Introduction
When we think about measures in SSAS Tabular, we typically assume a numeric output. In this article, I'd like to present the case for non-numeric measures. Firstly we'll look at what a non-numeric measure is, then identify use-cases, and finally move through a couple of ways to create them. In the final section, we will also look at methods to deal with any complexities that may arise.
For the intial examples in this article, I'm going to use a simple table of all the countries in the world, with their population and land area. This data was sourced from Wikipedia. Both an Excel spreadsheet with the data, and a PowerBI desktop file that includes all the measures created in the examples, are included for download (see the Resources section).
Below is an sample of the data. I added the continents manually, so any inaccuracies are my own fault.

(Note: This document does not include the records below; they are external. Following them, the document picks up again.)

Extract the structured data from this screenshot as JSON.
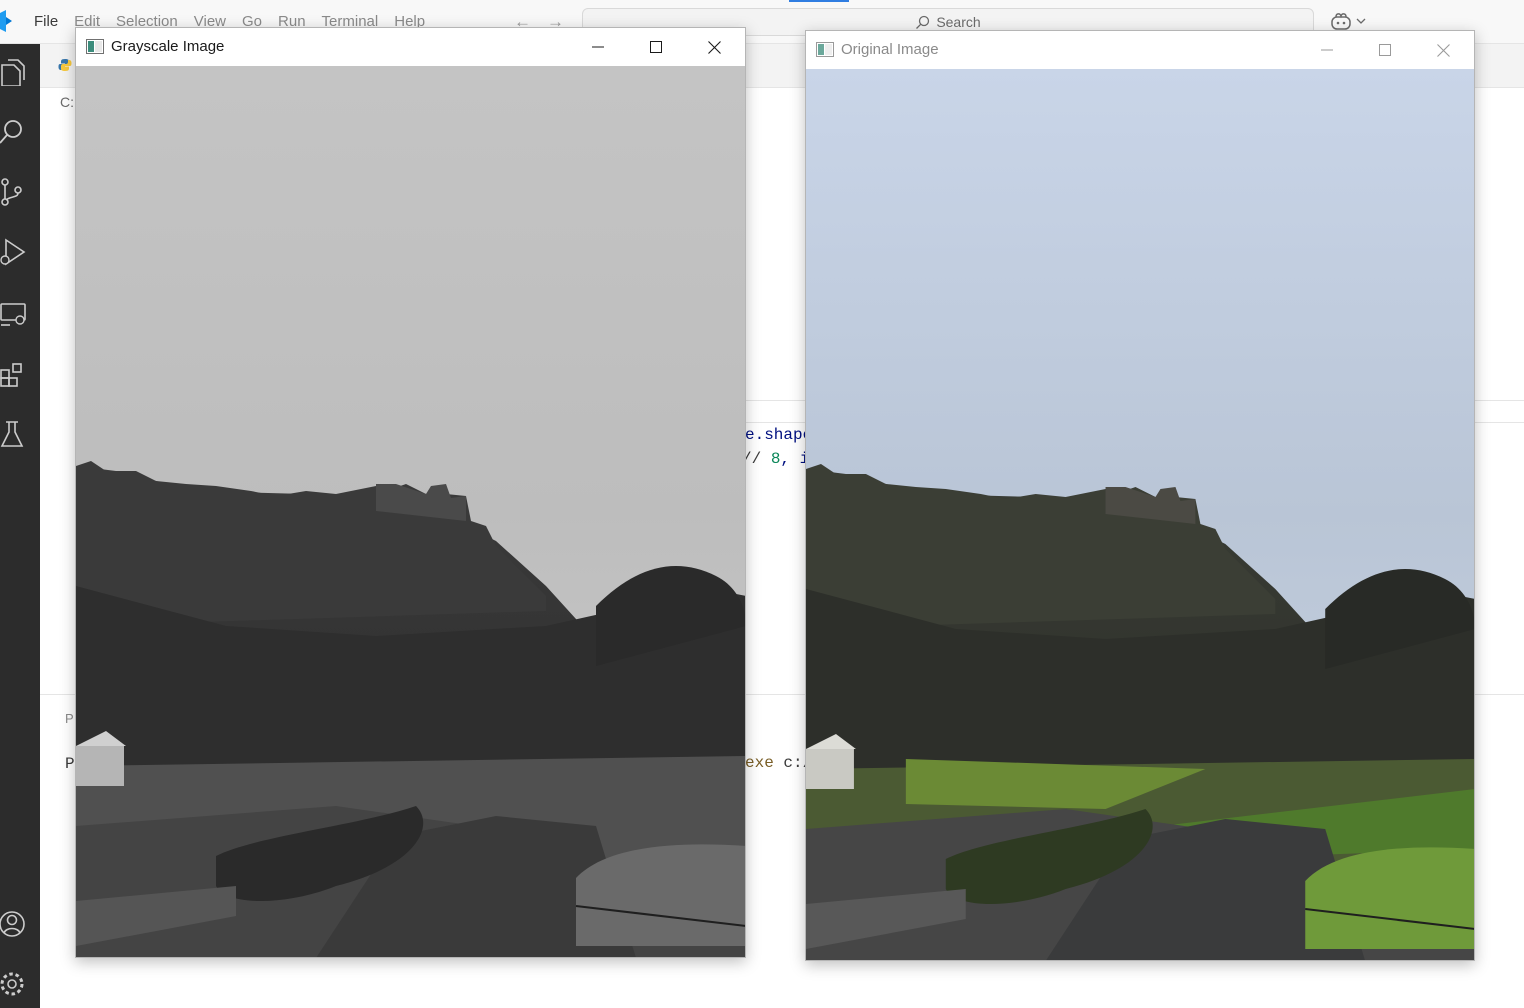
{
  "vscode": {
    "menu": [
      {
        "label": "File",
        "dim": false
      },
      {
        "label": "Edit",
        "dim": true
      },
      {
        "label": "Selection",
        "dim": true
      },
      {
        "label": "View",
        "dim": true
      },
      {
        "label": "Go",
        "dim": true
      },
      {
        "label": "Run",
        "dim": true
      },
      {
        "label": "Terminal",
        "dim": true
      },
      {
        "label": "Help",
        "dim": true
      }
    ],
    "back_arrow": "←",
    "forward_arrow": "→",
    "search_placeholder": "Search",
    "breadcrumb_fragment": "C:",
    "code_line1_fragment": "e.shape",
    "code_line2_op": "// ",
    "code_line2_num": "8",
    "code_line2_tail": ", i",
    "panel_label_fragment": "P",
    "terminal_prefix": "P",
    "terminal_exe_fragment": "exe",
    "terminal_path_fragment": " c:/",
    "accent": "#2f7de1",
    "activity_icons": [
      "explorer-icon",
      "search-icon",
      "source-control-icon",
      "run-debug-icon",
      "remote-explorer-icon",
      "extensions-icon",
      "testing-icon",
      "accounts-icon",
      "settings-gear-icon"
    ]
  },
  "windows": [
    {
      "id": "gray",
      "title": "Grayscale Image",
      "active": true,
      "grayscale": true
    },
    {
      "id": "orig",
      "title": "Original Image",
      "active": false,
      "grayscale": false
    }
  ],
  "window_controls": {
    "minimize": "minimize-icon",
    "maximize": "maximize-icon",
    "close": "close-icon"
  }
}
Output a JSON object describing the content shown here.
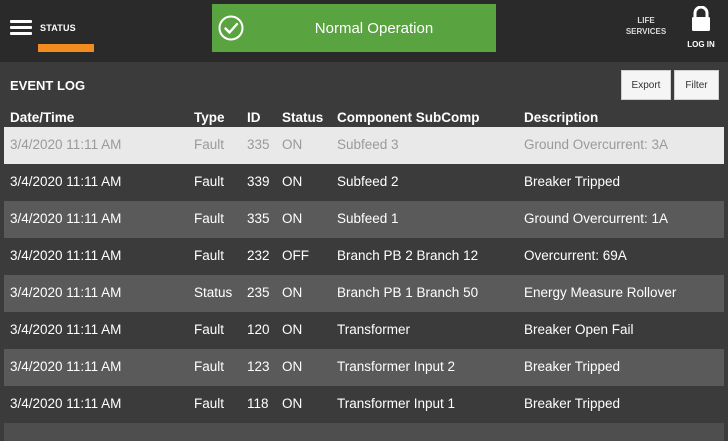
{
  "header": {
    "status_label": "STATUS",
    "banner_text": "Normal Operation",
    "life_services_line1": "LIFE",
    "life_services_line2": "SERVICES",
    "login_label": "LOG IN"
  },
  "colors": {
    "accent_orange": "#f28c1e",
    "status_green": "#5aa341",
    "background": "#3b3b3b",
    "row_alt": "#5a5a5a",
    "row_selected": "#e9e9e9"
  },
  "icons": {
    "menu": "menu-icon",
    "check": "check-circle-icon",
    "lock": "lock-icon"
  },
  "event_log": {
    "title": "EVENT LOG",
    "export_label": "Export",
    "filter_label": "Filter",
    "columns": {
      "datetime": "Date/Time",
      "type": "Type",
      "id": "ID",
      "status": "Status",
      "component": "Component SubComp",
      "description": "Description"
    },
    "rows": [
      {
        "datetime": "3/4/2020 11:11 AM",
        "type": "Fault",
        "id": "335",
        "status": "ON",
        "component": "Subfeed 3",
        "description": "Ground Overcurrent: 3A"
      },
      {
        "datetime": "3/4/2020 11:11 AM",
        "type": "Fault",
        "id": "339",
        "status": "ON",
        "component": "Subfeed 2",
        "description": "Breaker Tripped"
      },
      {
        "datetime": "3/4/2020 11:11 AM",
        "type": "Fault",
        "id": "335",
        "status": "ON",
        "component": "Subfeed 1",
        "description": "Ground Overcurrent: 1A"
      },
      {
        "datetime": "3/4/2020 11:11 AM",
        "type": "Fault",
        "id": "232",
        "status": "OFF",
        "component": "Branch PB 2 Branch 12",
        "description": "Overcurrent: 69A"
      },
      {
        "datetime": "3/4/2020 11:11 AM",
        "type": "Status",
        "id": "235",
        "status": "ON",
        "component": "Branch PB 1 Branch 50",
        "description": "Energy Measure Rollover"
      },
      {
        "datetime": "3/4/2020 11:11 AM",
        "type": "Fault",
        "id": "120",
        "status": "ON",
        "component": "Transformer",
        "description": "Breaker Open Fail"
      },
      {
        "datetime": "3/4/2020 11:11 AM",
        "type": "Fault",
        "id": "123",
        "status": "ON",
        "component": "Transformer Input 2",
        "description": "Breaker Tripped"
      },
      {
        "datetime": "3/4/2020 11:11 AM",
        "type": "Fault",
        "id": "118",
        "status": "ON",
        "component": "Transformer Input 1",
        "description": "Breaker Tripped"
      }
    ]
  }
}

Later in the article I'm going to use another dataset, the winners of each edition of the FIFA Football World Cup. Although this is a tiny dataset, the data distribution allows me to demonstrate some of the issues that you are likely to run into when creating non-numeric measures.

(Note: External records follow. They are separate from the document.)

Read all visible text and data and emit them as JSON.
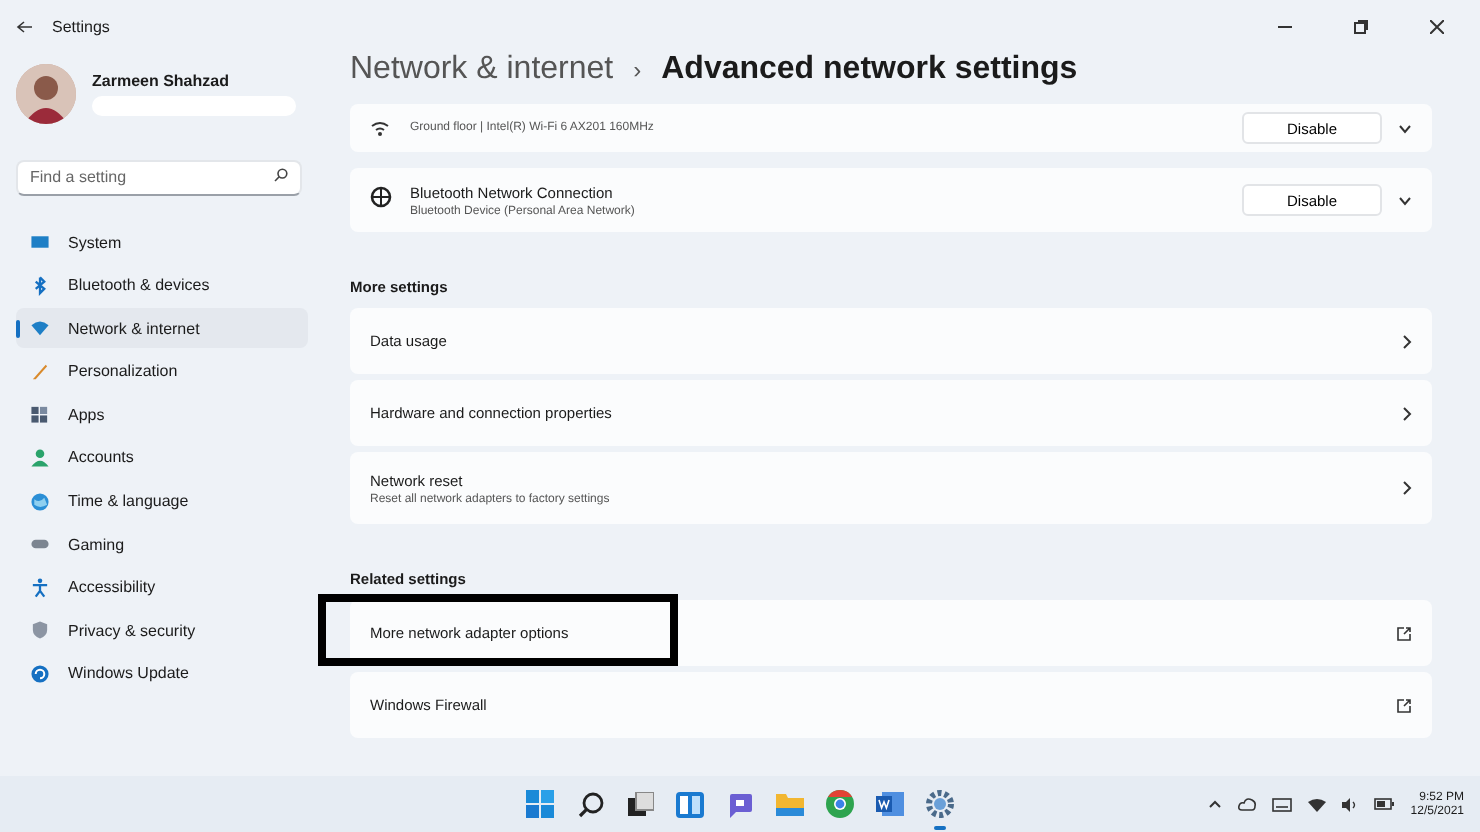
{
  "window": {
    "title": "Settings"
  },
  "user": {
    "name": "Zarmeen Shahzad"
  },
  "search": {
    "placeholder": "Find a setting"
  },
  "sidebar": {
    "items": [
      {
        "label": "System",
        "selected": false
      },
      {
        "label": "Bluetooth & devices",
        "selected": false
      },
      {
        "label": "Network & internet",
        "selected": true
      },
      {
        "label": "Personalization",
        "selected": false
      },
      {
        "label": "Apps",
        "selected": false
      },
      {
        "label": "Accounts",
        "selected": false
      },
      {
        "label": "Time & language",
        "selected": false
      },
      {
        "label": "Gaming",
        "selected": false
      },
      {
        "label": "Accessibility",
        "selected": false
      },
      {
        "label": "Privacy & security",
        "selected": false
      },
      {
        "label": "Windows Update",
        "selected": false
      }
    ]
  },
  "breadcrumb": {
    "parent": "Network & internet",
    "separator": "›",
    "current": "Advanced network settings"
  },
  "adapters": [
    {
      "subtitle": "Ground floor | Intel(R) Wi-Fi 6 AX201 160MHz",
      "button": "Disable",
      "kind": "wifi"
    },
    {
      "title": "Bluetooth Network Connection",
      "subtitle": "Bluetooth Device (Personal Area Network)",
      "button": "Disable",
      "kind": "globe"
    }
  ],
  "sections": [
    {
      "heading": "More settings",
      "items": [
        {
          "title": "Data usage",
          "kind": "chevron"
        },
        {
          "title": "Hardware and connection properties",
          "kind": "chevron"
        },
        {
          "title": "Network reset",
          "subtitle": "Reset all network adapters to factory settings",
          "kind": "chevron"
        }
      ]
    },
    {
      "heading": "Related settings",
      "items": [
        {
          "title": "More network adapter options",
          "kind": "external",
          "highlighted": true
        },
        {
          "title": "Windows Firewall",
          "kind": "external"
        }
      ]
    }
  ],
  "taskbar": {
    "time": "9:52 PM",
    "date": "12/5/2021"
  }
}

How can a measure be non-numeric?
DAX is an incredibly versatile language, and the range of values that can be returned by a DAX calculation is not limited to numeric values. You can set up a measure that returns a boolean, date or even text value. As DAX grows in popularity, I wouldn't be surprised if we will even be able to create measures that return images or media. Creating a measure with one of these data types is as simple as writing a formula which returns a non-numeric value.

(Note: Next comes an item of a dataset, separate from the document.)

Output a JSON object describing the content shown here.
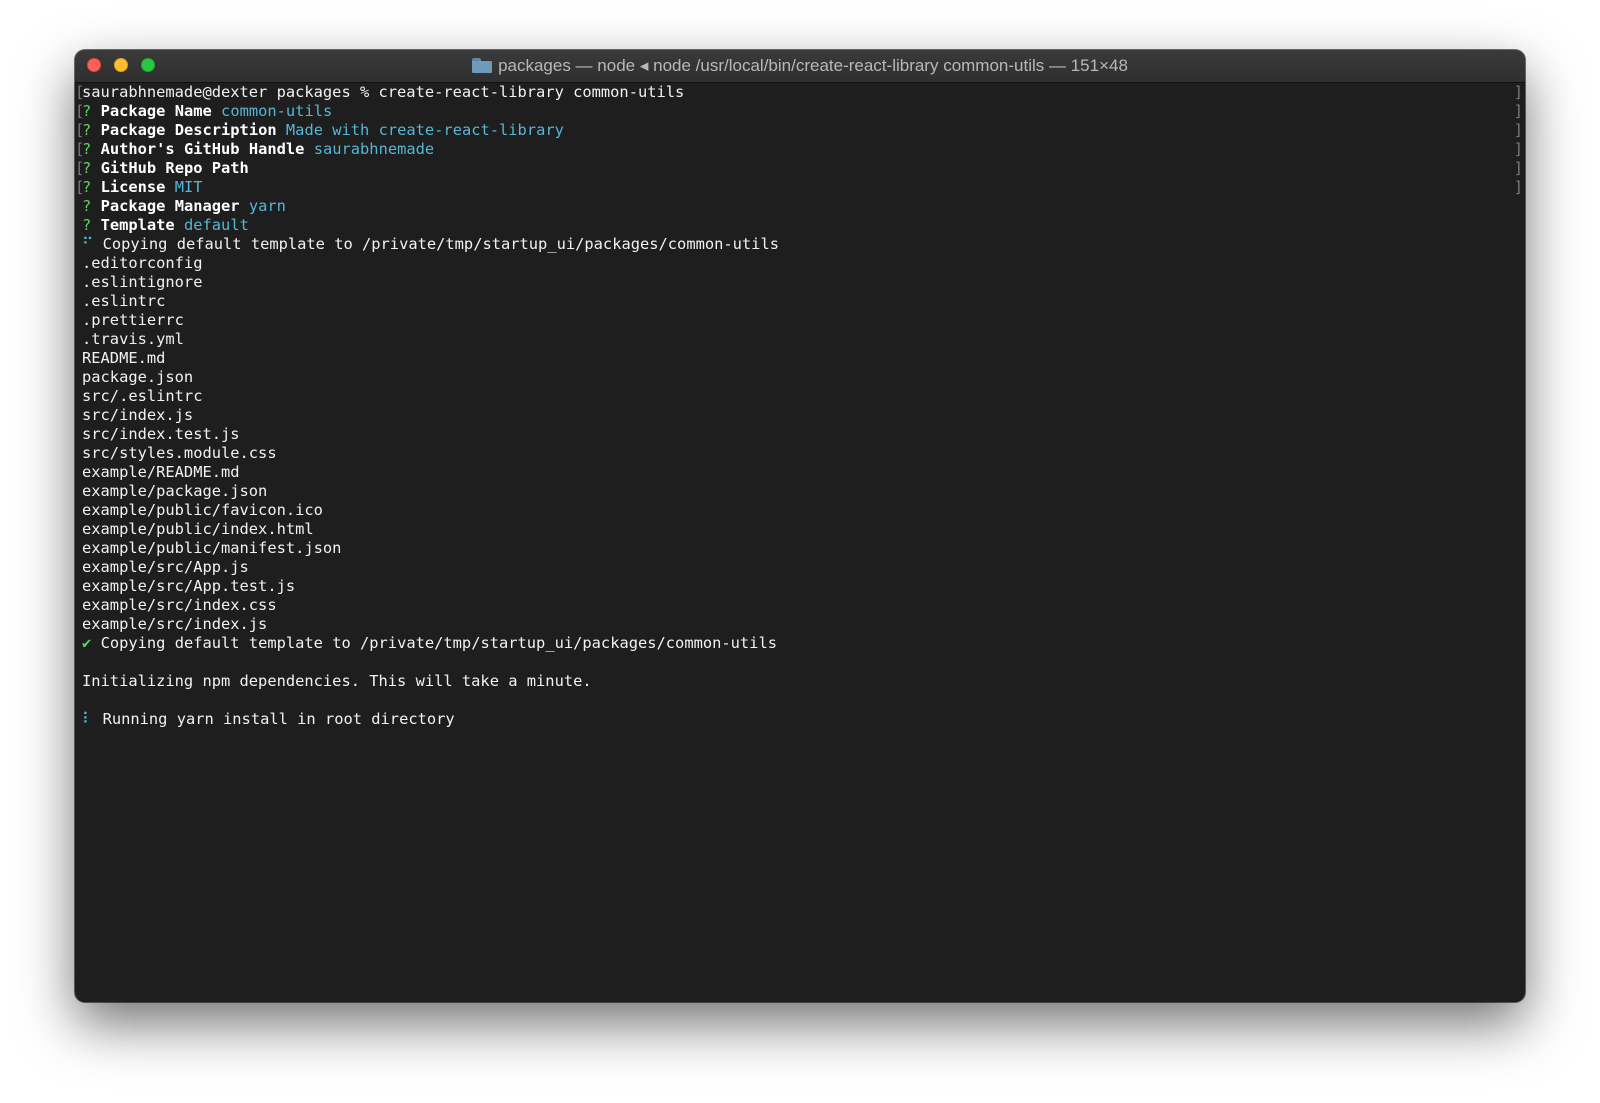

Ok, so you CAN create non-numeric measures. But WHY would you?
Most of us first learned about measures by using Pivot Tables in Excel. Even this SQLBI article about Calculated Columns and Measures defines the use case for measures as follows:
...you must define a measure whenever you want to display resulting calculation values that reflect user selections and see them in the values area of pivot tables, or the plot area of a chart...
Clearly you cannot display a non-numeric value in the plot area of a chart, so we will have to assume that the use case for non-numeric measures relates to displaying values in a pivot table. From a dashboarding perspective, I also like to display non-numeric values on Cards.
So what situation would lend itself towards displaying a text, Boolean or date in the values of a pivot table?
Best and Worst Performers
The simplest, and probably most useful reason to create a non-numeric measure, is to display the top/bottom performing item in a category.
Looking at our sample data, it is immediately apparent that finding the largest country population per continent would be very simple.
Largest Population := MAX([Population])
Using this measure would yield a result as follows.
Notice that, as with all measures in DAX, the result is context specific. So in the total row, we see the single largest population across all countries in our dataset, but in the other rows it is the largest per continent.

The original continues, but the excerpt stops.